INCENDIES MEURTRIERS A REPETITION EN PLEIN PARIS

30 Août 2005 , Rédigé par LIBERATION Publié dans #NOUVELLES DU MONDE

 

Paris, la capitale aux 976 taudis


Le troisième incendie meurtrier en quatre mois souligne la dangerosité de nombreux bâtiments parisiens, notamment dans les quartiers populaires.

Par Tonino SERAFINI
mercredi 31 août 2005

paris Ville lumière, mais aussi Paris ville des taudis.

Une réalité masquée par ses larges avenues plantées d'arbres et d'immeubles en pierre de taille qui impressionnent les touristes. Mais il y a l'envers du décor.

Celui du Paris populaire. Pas moins d'un millier d'immeubles sont classés insalubres dans la capitale (976 exactement), selon un inventaire établi en juillet par l'Observatoire du saturnisme, de l'insalubrité et de l'habitat dégradé, un organe mis en place par l'équipe Delanoë pour recenser les bâtiments vétustes et présentant un danger pour leurs habitants ; 80 % de ces immeubles sont situés dans les cinq arrondissements populaires du nord-est parisien : Xe, XIe, XVIIIe, XIXe et XXe (voir ci-contre). Le bâtiment du 8, rue du Roi-Doré (situé dans le IIIe), où 7 personnes ont trouvé la mort lundi soir, figure sur cette liste.

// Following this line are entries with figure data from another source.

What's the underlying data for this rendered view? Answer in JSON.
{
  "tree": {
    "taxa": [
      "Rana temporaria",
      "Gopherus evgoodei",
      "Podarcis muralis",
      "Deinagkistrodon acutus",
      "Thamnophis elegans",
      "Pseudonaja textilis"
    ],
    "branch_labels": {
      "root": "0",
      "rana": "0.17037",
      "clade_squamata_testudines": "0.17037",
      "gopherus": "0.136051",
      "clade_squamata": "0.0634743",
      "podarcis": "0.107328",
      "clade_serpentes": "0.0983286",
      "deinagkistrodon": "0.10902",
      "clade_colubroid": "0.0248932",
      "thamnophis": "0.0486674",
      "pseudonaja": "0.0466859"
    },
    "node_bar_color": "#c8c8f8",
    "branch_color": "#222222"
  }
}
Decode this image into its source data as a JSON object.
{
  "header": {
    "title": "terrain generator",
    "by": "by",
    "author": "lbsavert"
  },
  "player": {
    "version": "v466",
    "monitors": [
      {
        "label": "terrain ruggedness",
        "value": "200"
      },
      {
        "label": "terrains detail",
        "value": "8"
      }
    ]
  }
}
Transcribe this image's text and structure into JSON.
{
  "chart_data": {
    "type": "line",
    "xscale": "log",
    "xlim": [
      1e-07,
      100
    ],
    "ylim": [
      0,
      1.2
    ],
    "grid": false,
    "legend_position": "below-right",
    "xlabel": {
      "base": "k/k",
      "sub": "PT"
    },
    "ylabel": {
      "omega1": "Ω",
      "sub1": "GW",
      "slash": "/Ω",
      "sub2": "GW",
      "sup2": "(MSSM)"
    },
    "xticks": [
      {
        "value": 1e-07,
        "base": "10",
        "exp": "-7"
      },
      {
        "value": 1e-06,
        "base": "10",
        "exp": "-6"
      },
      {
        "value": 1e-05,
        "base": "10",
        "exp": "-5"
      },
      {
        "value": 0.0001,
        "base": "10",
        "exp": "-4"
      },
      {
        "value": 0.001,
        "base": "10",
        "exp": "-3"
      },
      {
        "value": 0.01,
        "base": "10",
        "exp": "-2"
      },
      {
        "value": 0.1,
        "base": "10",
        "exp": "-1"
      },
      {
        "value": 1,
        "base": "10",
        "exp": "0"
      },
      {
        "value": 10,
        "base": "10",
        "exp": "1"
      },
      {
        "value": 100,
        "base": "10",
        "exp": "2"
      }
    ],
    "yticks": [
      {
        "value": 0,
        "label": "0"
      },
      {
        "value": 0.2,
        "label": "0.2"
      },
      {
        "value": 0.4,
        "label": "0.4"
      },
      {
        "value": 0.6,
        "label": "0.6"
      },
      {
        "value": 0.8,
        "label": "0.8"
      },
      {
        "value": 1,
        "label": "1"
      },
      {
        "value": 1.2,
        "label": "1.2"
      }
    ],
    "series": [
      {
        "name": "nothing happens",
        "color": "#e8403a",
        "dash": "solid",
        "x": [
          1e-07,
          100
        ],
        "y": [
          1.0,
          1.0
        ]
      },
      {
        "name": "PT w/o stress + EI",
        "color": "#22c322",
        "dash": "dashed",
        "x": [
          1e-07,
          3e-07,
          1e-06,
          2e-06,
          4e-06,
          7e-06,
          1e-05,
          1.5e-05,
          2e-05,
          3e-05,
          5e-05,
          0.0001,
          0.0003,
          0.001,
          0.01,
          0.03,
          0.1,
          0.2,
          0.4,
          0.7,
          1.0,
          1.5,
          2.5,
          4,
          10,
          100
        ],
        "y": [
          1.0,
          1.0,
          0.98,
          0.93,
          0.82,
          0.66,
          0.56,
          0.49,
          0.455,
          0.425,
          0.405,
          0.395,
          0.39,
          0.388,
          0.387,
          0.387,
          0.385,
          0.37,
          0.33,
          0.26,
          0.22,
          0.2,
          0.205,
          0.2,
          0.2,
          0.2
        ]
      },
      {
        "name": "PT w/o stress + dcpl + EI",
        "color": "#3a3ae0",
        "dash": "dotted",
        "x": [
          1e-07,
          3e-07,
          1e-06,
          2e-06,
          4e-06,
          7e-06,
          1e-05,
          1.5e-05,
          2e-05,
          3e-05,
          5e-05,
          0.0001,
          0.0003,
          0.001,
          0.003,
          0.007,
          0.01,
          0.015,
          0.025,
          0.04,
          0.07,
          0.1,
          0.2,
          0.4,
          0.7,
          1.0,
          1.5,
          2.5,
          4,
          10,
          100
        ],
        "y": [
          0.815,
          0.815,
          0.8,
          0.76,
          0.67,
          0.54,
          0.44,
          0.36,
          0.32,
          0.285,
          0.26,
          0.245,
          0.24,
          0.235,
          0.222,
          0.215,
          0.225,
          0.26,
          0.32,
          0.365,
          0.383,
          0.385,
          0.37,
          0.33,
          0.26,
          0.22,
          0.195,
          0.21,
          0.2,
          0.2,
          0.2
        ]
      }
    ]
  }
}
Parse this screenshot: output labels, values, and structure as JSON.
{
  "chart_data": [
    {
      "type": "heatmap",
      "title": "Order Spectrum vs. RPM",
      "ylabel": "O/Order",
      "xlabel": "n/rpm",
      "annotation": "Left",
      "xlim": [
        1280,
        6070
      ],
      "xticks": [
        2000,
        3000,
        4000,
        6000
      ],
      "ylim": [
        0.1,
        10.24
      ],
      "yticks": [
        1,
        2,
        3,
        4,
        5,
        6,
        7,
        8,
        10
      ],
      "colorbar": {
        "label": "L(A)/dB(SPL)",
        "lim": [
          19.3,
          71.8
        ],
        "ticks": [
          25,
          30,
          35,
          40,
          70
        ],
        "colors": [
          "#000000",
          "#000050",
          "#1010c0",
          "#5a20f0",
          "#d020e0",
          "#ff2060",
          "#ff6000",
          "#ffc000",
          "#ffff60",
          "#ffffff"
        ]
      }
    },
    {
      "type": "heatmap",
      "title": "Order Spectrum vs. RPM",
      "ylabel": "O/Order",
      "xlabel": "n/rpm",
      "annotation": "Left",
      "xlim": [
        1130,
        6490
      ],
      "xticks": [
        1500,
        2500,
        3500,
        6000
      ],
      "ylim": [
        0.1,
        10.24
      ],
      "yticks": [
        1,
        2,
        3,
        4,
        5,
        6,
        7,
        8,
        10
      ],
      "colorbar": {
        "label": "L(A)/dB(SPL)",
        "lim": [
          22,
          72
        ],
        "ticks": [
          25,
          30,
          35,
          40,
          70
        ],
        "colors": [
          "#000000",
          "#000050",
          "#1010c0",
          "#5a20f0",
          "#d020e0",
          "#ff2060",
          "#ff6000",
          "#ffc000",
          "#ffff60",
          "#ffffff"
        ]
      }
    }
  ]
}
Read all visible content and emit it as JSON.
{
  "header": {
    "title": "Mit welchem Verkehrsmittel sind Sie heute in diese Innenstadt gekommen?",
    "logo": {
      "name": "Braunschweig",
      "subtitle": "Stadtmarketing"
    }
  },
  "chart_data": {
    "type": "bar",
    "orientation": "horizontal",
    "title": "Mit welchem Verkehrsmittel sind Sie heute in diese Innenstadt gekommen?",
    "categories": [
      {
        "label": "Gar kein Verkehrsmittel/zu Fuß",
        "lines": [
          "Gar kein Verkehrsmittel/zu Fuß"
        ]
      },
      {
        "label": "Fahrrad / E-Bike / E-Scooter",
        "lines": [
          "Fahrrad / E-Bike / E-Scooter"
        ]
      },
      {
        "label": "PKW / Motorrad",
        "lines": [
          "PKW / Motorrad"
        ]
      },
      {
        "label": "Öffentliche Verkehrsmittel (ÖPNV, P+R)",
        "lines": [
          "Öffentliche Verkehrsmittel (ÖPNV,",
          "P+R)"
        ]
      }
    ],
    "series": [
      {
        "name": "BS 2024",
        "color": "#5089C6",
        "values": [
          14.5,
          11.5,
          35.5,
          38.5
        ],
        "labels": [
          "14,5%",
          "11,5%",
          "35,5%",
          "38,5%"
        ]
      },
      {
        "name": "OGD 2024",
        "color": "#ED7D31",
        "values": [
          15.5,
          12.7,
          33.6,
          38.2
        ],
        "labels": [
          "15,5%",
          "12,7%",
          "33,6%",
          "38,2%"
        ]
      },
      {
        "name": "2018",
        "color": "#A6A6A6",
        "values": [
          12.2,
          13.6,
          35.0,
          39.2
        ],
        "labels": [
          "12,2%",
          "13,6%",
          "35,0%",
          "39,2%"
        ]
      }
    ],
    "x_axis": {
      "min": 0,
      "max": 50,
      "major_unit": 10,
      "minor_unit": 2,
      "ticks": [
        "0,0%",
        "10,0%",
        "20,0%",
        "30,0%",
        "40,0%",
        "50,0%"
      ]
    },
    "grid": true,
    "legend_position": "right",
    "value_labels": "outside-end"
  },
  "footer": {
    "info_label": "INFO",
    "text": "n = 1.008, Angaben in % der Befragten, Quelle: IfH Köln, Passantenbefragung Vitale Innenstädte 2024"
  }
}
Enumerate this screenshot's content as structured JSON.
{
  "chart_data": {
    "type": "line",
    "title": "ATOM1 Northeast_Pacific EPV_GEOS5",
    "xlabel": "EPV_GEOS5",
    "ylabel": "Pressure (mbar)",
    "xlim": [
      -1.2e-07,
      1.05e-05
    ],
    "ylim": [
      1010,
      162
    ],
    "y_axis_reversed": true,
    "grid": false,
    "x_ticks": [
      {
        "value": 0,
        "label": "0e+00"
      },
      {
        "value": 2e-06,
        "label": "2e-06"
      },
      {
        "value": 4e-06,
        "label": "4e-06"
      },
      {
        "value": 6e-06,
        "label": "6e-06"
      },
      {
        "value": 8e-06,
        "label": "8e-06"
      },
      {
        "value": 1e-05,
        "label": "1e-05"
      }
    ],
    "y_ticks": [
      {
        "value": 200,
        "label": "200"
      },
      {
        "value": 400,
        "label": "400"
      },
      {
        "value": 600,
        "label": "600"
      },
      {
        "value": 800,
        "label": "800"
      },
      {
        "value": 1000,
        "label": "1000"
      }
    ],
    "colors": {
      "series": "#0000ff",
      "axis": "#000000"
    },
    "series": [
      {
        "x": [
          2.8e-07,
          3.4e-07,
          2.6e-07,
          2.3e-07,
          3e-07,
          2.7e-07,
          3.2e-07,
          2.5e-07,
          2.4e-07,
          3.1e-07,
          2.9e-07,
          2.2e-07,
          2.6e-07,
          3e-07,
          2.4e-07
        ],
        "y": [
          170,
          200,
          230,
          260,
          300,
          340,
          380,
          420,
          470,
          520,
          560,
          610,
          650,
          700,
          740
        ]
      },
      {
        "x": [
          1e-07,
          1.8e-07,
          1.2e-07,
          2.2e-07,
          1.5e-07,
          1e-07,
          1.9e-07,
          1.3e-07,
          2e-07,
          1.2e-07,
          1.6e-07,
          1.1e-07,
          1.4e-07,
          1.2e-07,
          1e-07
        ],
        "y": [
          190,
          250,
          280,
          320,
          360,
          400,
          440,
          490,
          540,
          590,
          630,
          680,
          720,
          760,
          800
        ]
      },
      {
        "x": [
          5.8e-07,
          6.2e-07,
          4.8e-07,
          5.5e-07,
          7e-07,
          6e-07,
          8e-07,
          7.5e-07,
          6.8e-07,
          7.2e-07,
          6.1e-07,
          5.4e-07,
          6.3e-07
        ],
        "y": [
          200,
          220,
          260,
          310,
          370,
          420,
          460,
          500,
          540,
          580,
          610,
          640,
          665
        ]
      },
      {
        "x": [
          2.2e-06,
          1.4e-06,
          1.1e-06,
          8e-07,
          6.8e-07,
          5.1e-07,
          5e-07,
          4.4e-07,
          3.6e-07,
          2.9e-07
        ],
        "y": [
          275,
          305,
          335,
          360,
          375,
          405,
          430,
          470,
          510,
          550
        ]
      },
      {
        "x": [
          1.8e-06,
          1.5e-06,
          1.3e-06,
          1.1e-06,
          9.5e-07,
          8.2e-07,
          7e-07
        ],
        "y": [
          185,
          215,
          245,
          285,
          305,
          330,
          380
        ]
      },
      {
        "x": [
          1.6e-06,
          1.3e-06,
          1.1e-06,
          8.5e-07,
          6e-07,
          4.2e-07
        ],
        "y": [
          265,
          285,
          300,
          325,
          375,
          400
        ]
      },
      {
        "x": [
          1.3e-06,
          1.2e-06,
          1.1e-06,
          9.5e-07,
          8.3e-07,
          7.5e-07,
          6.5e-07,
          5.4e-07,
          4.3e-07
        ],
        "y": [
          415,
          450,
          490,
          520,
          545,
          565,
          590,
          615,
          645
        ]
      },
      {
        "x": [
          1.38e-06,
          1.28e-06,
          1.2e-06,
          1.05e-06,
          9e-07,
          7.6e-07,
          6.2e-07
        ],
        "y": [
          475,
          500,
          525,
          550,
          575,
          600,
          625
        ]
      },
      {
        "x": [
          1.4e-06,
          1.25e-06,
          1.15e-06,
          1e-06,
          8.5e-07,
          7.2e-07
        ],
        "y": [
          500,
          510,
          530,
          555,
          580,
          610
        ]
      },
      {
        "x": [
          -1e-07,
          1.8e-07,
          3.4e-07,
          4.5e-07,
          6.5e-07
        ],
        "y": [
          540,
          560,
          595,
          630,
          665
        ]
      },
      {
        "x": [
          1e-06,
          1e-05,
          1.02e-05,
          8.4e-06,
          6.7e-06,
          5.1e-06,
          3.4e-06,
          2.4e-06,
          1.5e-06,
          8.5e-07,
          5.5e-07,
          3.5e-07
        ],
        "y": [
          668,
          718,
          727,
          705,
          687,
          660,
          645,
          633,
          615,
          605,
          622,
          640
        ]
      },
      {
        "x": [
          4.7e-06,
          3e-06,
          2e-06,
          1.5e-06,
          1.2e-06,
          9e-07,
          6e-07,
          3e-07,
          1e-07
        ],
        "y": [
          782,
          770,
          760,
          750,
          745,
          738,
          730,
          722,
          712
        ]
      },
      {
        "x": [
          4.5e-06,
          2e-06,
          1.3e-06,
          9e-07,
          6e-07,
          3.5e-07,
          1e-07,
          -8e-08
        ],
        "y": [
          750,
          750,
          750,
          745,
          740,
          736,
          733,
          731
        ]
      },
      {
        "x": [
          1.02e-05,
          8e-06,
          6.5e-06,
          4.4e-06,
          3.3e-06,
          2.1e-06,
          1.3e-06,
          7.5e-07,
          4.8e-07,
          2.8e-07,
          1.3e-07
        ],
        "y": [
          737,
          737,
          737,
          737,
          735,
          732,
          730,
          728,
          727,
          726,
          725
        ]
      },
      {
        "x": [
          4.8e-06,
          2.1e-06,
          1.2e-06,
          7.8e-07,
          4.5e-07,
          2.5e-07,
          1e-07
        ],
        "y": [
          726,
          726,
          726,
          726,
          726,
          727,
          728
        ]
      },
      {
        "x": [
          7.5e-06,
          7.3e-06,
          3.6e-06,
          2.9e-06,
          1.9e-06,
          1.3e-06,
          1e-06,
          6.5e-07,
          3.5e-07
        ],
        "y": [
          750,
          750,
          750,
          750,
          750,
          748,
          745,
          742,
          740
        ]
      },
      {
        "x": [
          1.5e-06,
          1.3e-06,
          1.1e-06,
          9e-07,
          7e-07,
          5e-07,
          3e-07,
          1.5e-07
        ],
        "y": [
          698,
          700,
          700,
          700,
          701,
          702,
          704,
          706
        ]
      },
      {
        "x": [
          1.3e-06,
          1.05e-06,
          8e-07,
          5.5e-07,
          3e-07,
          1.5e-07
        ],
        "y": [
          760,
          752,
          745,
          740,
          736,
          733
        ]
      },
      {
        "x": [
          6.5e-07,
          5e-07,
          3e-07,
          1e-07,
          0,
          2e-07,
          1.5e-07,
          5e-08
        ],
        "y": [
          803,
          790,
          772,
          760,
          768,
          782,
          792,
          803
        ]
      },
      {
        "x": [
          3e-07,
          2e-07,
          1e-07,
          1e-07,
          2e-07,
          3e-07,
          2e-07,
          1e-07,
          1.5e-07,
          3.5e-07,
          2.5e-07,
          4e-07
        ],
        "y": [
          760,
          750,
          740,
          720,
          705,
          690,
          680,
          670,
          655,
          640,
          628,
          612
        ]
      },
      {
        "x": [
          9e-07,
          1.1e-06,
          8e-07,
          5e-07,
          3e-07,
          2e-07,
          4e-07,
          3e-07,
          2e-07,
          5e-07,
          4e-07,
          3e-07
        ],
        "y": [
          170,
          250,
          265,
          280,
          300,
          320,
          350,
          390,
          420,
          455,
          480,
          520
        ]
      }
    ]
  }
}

Parmi ces immeubles, une bonne cinquantaine sont intégralement squattés et autant partiellement occupés sans droit ni titre par des personnes ou des familles en panne de logement. Cette question des squats et des immeubles vétustes a déclenché hier une polémique droite-gauche, après la macabre série de trois incendies qui ont fait 48 morts. Hier, le ministre de l'Intérieur, Nicolas Sarkozy, a préconisé la fermeture pure et simple de «tous ces squats et tous ces immeubles pour arrêter ces drames». Mais sans dire ou seront relogées les personnes ainsi mises à la rue. Hier, la préfecture de police a donné le ton en évacuant un squat rue du Chalet, dans le Xe.

A Paris, on estime que pas moins de 2 000 familles vivaient dans les 423 immeubles considérés comme les plus dégradés et confiés à ce titre à la Siemp, une société d'économie mixte municipale. A ce jour, 542 d'entre elles ont déjà été relogées. Les bâtiments les plus dangereux ont été vidés. Certains ont été rasés ou font l'objet d'une réhabilitation lourde. Problème : la résorption de l'insalubrité bute sur la question épineuse du relogement dans une ville où l'on compte 102 000 demandeurs de HLM. Mais Claude Goasguen, président du groupe UMP au Conseil de Paris, et Philippe Goujon, président de la fédération UMP, ont quand même demandé hier une enquête administrative pour savoir pourquoi l'immeuble de la rue du Roi-Doré n'a «pas été mis aux normes [...] et plus généralement pourquoi la ville de Paris a tant de difficultés pour éradiquer l'insalubrité».

 Des propos qui ont suscité un mouvement de colère à l'Hôtel de Ville.

 Un communiqué est venu rappeler que sous la mandature de Tiberi seulement «17 bâtiments insalubres avaient été identifiés», laissant entendre que les taudis sont un héritage des équipes municipales précédentes. Effectivement, la liste du millier de taudis parisiens a été établie en 2002, après l'arrivée aux affaires de Bertrand Delanoë. Les immeubles dégradés existaient déjà mais étaient ignorés. C'est à cette époque que la ville décide de consacrer 152 millions d'euros sur six ans pour résorber l'insalubrité. «Jamais une collectivité n'a débloqué autant d'argent», rappelle Jean-Yves Mano, l'adjoint en charge du logement. Pour reprendre en main le «noyau dur de l'insalubrité» (423 immeubles très dégradés), la municipalité utilise son bras armé : la Siemp. A elle de faire les diagnostics du bâti, de reloger les familles et, ensuite, de réhabiliter ou de reconstruire.

 Parmi ces bâtiments, des dizaines appartiennent de longue date à la ville de Paris, souvent après expropriation dans le cadre d'opérations d'urbanisme lancées sous les mandatures Chirac, mais non conduites à leur terme. Vidés. Murés.

Ils ont ensuite été occupés par des familles en panne de logement. On trouve aussi dans la liste des taudis, des copropriétés impécunieuses, des hôtels meublés ou des immeubles appartenant à des privés. Tel était le cas du bâtiment du 8, rue du Roi-Doré, dont la ville a décidé l'expropriation en 2004.